Les américains commencent à beaucoup s'inquiéter de leur consommation d'essence on dirait. Ils ne font que de parler de leur 3 dollars par gallon. Ils n'ont jamais vu cela les pauvres : eux qui roulent sans y penser.

Comme vous le savez, ce sujet m'intéresse : voir mes billets précédents sur le sujet : "consommer moins en roulant 1" et "consommer moins en roulant 2". C'est devenu une véritable obsession ; je suis un maniaque et n'hésite pas à extraire le maximum de travail (au sens des cours de "Sciences Physique") de la moindre goutte de pétrole achetée.

Du coup, les sites qui parlent d'économie d'essence fleurissent aux US. Le fer de lance est constitué de ceux qui possèdent une Toyota Prius. Non seulement parce qu'il s'agit d'une hybride (batteries et moteur à essence) et que cela évoque leur souci de faire écologie + économie mais aussi parce que le tableau de bord donne pas mal d'indications et paramètres qui concernent ou influent sur la consommation. Ils ont même lancé un nom : le « hypermiling ».

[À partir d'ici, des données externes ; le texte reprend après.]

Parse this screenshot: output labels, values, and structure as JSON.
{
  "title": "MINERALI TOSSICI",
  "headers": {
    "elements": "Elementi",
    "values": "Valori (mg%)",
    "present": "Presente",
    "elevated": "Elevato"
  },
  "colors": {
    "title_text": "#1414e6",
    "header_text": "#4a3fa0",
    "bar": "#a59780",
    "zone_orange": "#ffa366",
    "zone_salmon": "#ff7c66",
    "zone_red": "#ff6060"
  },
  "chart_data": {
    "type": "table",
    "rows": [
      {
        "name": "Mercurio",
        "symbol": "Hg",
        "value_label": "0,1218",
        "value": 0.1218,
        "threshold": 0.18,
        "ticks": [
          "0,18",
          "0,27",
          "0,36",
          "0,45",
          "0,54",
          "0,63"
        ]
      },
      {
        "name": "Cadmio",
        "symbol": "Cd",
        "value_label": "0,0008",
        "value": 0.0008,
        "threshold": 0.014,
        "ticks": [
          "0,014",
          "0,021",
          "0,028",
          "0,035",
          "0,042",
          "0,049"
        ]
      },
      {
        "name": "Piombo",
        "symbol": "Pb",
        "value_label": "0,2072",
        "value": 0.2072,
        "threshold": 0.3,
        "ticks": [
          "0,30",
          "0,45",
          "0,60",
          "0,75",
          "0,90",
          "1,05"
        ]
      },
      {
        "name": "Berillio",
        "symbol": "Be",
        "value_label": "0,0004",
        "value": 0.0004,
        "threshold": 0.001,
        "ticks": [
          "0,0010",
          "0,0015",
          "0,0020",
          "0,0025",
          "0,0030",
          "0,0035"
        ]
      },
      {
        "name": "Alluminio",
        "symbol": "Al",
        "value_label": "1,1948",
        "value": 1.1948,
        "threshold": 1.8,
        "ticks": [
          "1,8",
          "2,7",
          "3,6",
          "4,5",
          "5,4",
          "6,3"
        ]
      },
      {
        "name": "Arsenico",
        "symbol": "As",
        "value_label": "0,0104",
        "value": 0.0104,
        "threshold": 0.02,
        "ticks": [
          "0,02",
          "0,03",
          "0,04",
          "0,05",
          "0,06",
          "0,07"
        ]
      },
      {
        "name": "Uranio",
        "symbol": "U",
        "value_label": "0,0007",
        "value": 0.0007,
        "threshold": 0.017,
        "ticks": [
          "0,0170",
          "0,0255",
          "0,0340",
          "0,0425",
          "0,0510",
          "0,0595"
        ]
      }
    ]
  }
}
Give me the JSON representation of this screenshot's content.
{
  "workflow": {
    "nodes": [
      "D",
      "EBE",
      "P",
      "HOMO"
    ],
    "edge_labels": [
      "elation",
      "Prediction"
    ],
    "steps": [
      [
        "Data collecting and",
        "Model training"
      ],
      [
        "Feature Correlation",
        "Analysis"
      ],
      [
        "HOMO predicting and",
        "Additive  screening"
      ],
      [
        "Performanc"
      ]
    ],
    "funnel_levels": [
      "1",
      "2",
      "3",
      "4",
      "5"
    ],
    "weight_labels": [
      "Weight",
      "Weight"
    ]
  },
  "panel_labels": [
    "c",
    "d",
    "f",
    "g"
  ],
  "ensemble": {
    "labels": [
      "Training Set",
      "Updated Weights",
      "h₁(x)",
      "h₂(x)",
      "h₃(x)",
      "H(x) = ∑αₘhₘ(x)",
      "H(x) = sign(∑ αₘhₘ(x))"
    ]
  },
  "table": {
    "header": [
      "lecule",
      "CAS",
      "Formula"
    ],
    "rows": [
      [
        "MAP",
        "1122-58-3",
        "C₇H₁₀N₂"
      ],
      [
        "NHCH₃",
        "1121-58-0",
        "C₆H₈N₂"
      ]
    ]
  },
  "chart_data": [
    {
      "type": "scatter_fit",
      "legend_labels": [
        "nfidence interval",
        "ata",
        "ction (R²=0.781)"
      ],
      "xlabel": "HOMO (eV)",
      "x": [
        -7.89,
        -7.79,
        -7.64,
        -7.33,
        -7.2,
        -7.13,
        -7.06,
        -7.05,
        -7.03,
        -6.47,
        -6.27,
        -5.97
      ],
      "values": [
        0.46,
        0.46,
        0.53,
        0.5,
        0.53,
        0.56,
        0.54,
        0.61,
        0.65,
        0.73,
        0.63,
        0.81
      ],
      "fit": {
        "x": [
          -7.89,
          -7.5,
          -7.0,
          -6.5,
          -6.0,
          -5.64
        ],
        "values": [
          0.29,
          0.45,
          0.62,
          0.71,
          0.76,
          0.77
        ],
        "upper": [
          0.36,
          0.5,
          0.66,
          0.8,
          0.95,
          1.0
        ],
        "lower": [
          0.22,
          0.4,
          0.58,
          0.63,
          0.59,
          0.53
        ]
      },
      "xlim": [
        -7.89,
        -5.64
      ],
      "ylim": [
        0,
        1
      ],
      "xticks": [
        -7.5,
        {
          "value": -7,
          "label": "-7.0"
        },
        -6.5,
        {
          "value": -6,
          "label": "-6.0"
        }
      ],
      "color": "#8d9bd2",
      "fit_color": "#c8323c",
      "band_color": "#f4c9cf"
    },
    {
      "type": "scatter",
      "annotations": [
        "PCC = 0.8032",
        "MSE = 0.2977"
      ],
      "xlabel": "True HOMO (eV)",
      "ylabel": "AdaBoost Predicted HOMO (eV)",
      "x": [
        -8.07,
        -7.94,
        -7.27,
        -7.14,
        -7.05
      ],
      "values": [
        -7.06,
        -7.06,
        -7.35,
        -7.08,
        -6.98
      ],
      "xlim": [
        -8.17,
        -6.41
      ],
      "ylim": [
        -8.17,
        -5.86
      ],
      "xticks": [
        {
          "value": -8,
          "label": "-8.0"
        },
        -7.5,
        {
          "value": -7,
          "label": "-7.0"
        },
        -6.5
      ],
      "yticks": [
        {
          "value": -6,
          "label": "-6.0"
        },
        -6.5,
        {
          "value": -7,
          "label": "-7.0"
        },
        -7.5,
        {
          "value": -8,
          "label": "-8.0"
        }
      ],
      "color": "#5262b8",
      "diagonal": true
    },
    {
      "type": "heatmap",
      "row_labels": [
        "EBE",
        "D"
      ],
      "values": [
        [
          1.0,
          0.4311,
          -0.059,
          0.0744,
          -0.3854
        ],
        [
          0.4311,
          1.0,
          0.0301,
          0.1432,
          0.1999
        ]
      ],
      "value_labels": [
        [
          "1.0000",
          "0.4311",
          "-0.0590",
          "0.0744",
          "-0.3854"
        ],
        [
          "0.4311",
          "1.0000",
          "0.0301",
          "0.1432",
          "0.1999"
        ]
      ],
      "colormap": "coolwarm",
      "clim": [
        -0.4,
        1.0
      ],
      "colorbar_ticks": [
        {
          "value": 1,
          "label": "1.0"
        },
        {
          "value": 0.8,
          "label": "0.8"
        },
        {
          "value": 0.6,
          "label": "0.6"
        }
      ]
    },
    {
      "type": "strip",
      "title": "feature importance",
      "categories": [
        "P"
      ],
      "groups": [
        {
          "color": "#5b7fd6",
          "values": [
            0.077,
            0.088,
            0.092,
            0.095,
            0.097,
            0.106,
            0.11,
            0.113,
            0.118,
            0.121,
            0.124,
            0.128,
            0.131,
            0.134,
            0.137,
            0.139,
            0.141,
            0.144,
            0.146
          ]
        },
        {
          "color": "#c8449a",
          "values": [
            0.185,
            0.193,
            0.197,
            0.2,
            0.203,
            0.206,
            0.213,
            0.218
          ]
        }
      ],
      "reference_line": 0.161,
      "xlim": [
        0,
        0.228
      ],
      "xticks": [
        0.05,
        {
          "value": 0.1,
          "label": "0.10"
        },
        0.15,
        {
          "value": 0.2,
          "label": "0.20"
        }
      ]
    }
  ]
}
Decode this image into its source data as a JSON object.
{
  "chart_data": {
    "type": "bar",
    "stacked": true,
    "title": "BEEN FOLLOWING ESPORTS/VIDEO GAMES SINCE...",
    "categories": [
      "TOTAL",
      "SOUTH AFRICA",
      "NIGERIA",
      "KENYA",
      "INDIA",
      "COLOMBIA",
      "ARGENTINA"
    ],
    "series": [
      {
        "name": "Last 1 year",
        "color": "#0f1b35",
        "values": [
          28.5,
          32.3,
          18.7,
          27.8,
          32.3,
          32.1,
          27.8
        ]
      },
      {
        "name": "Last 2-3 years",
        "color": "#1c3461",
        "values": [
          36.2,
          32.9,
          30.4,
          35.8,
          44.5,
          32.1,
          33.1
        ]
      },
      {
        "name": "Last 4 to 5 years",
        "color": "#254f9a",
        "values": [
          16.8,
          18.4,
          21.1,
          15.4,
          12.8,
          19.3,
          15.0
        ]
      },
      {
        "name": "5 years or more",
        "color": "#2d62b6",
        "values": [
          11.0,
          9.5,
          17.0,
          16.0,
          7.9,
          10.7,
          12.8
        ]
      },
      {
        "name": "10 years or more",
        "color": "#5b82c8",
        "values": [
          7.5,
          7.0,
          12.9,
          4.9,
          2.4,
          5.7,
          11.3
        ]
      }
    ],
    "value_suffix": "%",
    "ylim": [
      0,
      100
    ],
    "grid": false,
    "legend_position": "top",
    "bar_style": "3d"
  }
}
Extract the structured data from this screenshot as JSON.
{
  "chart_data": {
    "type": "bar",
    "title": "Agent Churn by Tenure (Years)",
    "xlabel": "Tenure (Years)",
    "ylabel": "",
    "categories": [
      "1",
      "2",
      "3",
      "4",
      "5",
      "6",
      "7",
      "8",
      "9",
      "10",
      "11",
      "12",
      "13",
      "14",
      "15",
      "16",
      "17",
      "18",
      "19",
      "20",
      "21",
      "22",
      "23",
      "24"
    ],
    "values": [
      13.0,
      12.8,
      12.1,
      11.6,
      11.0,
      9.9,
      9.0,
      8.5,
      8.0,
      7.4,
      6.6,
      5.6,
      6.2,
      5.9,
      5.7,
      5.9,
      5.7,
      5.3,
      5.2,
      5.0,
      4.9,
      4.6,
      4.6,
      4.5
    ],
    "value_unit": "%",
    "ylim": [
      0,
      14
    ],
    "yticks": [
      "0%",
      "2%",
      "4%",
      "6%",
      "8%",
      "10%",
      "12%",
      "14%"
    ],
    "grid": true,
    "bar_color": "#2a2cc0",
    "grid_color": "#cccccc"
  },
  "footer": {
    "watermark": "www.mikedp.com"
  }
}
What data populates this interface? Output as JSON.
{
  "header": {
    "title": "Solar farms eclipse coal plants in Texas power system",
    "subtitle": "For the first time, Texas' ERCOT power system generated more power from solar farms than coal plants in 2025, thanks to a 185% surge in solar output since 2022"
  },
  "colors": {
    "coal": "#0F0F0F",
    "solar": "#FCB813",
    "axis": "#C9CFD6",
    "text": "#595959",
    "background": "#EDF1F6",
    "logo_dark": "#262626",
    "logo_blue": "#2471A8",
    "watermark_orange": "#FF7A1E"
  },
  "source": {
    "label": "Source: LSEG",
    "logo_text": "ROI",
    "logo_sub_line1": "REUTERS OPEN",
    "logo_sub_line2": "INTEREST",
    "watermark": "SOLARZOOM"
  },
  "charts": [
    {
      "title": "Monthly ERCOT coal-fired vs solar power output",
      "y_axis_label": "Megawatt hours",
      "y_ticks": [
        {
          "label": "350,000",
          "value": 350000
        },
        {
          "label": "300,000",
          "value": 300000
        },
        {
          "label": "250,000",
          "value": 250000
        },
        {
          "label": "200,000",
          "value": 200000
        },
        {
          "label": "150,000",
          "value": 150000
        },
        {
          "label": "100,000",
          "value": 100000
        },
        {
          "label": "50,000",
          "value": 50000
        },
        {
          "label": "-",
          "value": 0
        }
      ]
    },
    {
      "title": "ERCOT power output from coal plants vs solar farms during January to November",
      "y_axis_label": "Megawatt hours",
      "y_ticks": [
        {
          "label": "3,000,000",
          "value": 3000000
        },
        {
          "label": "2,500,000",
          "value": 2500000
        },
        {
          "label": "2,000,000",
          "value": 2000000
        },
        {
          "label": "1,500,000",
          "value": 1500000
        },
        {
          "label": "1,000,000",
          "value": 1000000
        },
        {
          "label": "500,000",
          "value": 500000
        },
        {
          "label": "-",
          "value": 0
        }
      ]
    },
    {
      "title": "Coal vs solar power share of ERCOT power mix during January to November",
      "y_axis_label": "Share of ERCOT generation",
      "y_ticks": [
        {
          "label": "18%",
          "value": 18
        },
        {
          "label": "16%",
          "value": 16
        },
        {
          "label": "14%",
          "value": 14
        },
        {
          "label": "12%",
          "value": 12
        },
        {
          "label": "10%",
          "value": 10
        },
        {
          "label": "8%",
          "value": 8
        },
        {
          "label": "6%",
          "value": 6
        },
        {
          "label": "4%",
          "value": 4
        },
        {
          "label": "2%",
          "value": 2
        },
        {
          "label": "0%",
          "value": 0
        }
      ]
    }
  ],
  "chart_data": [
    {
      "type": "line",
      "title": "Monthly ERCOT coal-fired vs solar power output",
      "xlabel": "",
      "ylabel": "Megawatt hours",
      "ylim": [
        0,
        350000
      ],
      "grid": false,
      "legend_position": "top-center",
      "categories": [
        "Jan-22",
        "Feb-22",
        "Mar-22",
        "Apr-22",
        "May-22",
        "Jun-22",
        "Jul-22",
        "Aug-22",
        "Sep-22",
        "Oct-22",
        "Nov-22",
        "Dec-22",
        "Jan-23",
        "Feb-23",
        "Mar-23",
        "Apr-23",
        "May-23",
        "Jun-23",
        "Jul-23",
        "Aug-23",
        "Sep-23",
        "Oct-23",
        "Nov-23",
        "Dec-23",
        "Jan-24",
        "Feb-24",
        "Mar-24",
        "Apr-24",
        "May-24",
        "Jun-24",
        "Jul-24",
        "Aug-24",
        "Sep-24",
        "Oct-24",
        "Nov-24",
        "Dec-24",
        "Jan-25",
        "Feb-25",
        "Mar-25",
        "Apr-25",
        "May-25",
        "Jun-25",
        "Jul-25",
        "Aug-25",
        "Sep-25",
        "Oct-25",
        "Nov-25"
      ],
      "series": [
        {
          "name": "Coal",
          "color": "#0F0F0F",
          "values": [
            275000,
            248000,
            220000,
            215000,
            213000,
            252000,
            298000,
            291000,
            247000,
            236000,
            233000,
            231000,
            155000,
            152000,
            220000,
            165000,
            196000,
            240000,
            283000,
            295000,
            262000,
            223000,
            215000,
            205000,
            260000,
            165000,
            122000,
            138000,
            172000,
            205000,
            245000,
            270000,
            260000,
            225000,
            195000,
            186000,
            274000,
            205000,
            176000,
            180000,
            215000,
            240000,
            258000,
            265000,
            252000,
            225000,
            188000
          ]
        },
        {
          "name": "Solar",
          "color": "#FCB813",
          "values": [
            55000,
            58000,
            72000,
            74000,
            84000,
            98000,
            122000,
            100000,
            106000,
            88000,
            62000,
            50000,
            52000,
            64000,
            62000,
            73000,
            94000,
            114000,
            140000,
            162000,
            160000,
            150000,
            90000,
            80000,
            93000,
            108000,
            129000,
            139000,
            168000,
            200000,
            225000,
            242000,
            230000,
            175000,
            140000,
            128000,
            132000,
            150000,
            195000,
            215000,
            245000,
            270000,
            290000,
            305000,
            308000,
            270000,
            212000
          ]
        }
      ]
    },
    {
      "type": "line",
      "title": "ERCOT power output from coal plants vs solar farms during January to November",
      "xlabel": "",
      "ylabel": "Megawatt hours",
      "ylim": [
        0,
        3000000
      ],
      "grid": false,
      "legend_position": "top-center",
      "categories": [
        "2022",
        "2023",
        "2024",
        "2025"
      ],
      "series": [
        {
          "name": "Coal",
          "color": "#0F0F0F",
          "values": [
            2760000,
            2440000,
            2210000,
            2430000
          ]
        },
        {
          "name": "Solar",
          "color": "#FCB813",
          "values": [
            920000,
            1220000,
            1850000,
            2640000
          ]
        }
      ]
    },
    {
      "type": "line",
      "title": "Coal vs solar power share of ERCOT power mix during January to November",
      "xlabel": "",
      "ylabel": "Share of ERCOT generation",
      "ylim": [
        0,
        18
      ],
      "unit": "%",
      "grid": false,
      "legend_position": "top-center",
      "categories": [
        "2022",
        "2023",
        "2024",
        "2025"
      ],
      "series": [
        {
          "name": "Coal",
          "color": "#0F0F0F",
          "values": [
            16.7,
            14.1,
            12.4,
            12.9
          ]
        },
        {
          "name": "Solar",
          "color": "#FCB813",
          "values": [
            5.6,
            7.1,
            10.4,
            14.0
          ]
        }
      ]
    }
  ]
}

Cela m'amuse car je pratique en fait le « hypermiling » depuis 6 ans environ (comme Jourdain, sans le nommer). Cela consiste à penser à tous les paramètres qui influent sur la consommation. Comme je n'ai pas les moyens d'acheter une voiture comme une Prius (voiture peu rentable et pas si écolo que cela au bout du compte, il faut le signaler), je fais cela avec ma 106. Déjà, je pars pas mal car il s'agit d'une voiture ancienne génération donc légère, donc consommant peu malgré un moteur qui date.

Des articles soulignent en effet de plus en plus le fait que les automobiles n'ont pas réalisé de progrès significatif dans la recherche à l' « antigaspi » . Je me rappelle de cette campagne quand j'étais jeune et que les crises pétrolières avaient laissé des traces depuis :

En France, on n'a pas de pétrole mais on a des idées.

Les voitures grossissent et les quelques rares techniques d'amélioration de la conso par des améliorations techniques subtiles est anéantie par l'embonpoint des voitures.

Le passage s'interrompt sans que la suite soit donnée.